Re: [PATCH v2 10/12] drm/i915/ttm: handle blitter failure on DG2

Matthew Auld <matthew.auld@xxxxxxxxx> · Thu, 23 Jun 2022 16:31:17 +0100

On 23/06/2022 15:52, Christian König wrote:
Am 23.06.22 um 16:13 schrieb Matthew Auld:
[SNIP]
TTM_BO_VM_NUM_PREFAULT);
+               /*
+                * Ensure we check for any fatal errors if we had to
move/clear
+                * the object. The device should already be wedged if
we hit
+                * such an error.
+                */
+               if (i915_gem_object_wait_moving_fence(obj, true))
+                       ret = VM_FAULT_SIGBUS;

We should check with Christian here whether it's ok to export
ttm_bo_vm_fault_idle() as a helper, so that we release the proper locks
while waiting. The above is not a bug, but causes us to wait for the
moving fence under the mmap_lock, which is considered bad.

Christian, any chance we can export ttm_bo_vm_fault_idle() for use 
here? Or is that NACK?

Well question is why you want to do this? E.g. what's the background?

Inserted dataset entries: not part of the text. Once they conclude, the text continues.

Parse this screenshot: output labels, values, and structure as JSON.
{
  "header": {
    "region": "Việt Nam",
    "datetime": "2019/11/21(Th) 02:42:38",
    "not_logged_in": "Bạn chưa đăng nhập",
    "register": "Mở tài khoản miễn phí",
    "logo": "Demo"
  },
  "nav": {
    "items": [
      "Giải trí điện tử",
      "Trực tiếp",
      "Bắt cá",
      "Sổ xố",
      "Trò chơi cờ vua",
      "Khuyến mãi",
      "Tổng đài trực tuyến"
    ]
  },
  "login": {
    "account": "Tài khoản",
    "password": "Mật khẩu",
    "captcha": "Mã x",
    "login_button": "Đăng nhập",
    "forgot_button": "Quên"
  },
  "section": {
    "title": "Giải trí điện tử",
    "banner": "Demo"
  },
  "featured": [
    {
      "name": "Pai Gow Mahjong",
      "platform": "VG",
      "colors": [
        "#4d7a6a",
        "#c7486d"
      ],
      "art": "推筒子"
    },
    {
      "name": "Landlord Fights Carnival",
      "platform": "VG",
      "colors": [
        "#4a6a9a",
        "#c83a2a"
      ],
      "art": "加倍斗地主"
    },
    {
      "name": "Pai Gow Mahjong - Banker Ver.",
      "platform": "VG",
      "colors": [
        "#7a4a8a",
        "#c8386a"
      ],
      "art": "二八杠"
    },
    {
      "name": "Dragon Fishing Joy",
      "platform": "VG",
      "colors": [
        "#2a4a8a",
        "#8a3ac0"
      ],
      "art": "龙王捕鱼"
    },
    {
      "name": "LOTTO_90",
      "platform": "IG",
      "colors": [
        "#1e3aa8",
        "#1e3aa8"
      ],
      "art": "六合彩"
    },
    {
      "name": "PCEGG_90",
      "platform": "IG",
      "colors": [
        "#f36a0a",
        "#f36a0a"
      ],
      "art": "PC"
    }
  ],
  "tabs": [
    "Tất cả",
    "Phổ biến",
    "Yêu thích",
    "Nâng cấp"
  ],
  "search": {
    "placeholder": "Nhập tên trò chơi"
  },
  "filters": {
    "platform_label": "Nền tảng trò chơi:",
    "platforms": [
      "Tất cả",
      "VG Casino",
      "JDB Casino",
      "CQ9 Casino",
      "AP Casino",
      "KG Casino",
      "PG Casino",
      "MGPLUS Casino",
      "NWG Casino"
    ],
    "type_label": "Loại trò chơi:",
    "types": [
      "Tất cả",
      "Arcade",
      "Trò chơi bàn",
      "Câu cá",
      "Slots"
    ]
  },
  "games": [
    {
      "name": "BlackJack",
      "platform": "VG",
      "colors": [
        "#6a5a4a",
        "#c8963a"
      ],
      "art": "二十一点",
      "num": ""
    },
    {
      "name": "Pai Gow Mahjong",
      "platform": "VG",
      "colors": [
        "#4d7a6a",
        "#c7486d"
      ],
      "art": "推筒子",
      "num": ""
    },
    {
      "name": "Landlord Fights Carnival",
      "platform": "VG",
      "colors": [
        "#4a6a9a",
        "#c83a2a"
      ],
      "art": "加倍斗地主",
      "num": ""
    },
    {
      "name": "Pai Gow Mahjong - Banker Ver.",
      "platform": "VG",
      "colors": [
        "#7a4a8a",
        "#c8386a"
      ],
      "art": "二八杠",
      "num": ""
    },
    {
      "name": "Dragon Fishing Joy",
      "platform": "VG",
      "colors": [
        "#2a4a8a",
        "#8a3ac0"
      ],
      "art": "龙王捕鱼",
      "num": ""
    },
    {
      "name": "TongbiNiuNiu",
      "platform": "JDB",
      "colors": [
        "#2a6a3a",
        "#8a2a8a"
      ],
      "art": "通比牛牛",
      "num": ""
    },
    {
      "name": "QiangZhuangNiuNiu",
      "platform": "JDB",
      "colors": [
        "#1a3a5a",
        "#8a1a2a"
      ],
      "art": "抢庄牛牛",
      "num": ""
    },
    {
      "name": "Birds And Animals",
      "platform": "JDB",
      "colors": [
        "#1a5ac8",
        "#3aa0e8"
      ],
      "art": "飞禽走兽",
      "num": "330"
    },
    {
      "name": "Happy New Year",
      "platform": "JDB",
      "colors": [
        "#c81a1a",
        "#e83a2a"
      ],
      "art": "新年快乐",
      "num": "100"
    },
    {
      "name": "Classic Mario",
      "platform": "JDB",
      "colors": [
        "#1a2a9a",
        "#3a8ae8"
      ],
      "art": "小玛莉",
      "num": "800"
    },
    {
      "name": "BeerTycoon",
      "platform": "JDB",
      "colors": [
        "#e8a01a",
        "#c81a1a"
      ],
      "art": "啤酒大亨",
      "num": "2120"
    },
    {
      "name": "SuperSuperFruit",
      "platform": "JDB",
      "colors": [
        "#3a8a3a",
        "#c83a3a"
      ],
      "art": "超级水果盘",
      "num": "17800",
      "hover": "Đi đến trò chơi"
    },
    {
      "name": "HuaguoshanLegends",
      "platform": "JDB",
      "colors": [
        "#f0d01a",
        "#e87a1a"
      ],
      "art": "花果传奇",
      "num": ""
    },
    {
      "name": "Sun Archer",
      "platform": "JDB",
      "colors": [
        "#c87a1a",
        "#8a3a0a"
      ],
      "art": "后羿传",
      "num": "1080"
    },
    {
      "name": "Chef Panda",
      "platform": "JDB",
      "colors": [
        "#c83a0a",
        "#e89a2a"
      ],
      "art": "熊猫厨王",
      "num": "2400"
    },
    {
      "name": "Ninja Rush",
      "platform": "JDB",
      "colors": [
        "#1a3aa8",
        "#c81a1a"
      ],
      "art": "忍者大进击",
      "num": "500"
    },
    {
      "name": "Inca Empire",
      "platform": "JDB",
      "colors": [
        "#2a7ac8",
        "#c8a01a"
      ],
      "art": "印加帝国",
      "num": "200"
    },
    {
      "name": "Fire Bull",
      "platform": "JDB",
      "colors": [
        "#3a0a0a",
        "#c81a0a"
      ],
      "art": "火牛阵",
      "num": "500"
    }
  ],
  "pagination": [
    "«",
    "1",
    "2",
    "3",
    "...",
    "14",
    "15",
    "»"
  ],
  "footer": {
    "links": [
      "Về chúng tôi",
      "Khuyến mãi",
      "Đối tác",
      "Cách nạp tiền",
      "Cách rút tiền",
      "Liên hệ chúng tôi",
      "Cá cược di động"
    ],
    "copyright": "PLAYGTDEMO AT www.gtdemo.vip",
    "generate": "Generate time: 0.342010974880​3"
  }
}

Right, so basically we need to prevent userspace from being able to 
access the pages for the object, if the ttm blit/move hits an error 
(some kind of GPU error). Normally we can just fall back to 
memcpy/memset to ensure we never leak anything (i915 is never allowed to 
hand userspace non-zeroed memory even for VRAM), but with small-BAR 
systems this might not be possible. Anyway, if we do hit an error during 
the ttm move we might now mark the object as being in an "unknown state" 
before signalling the fence. Later when binding the GPU page-tables we 
check for the "unknown state" and skip the bind (it will end up just 
pointing to some scratch pages instead). And then here on the CPU side, 
we need to sync against all the kernel fences, before then checking for 
the potential "unknown state", which is then handled by returning SIBUS. 
The i915_gem_object_wait_moving_fence() is basically doing exactly that, 
but it looks dumb compared to what ttm_bo_vm_fault_idle() is doing. And 
then while all this going on we then also "wedge" the device to 
basically signal that it's busted, which should prevent further work 
being submitted to the gpu.

Regards,
Christian.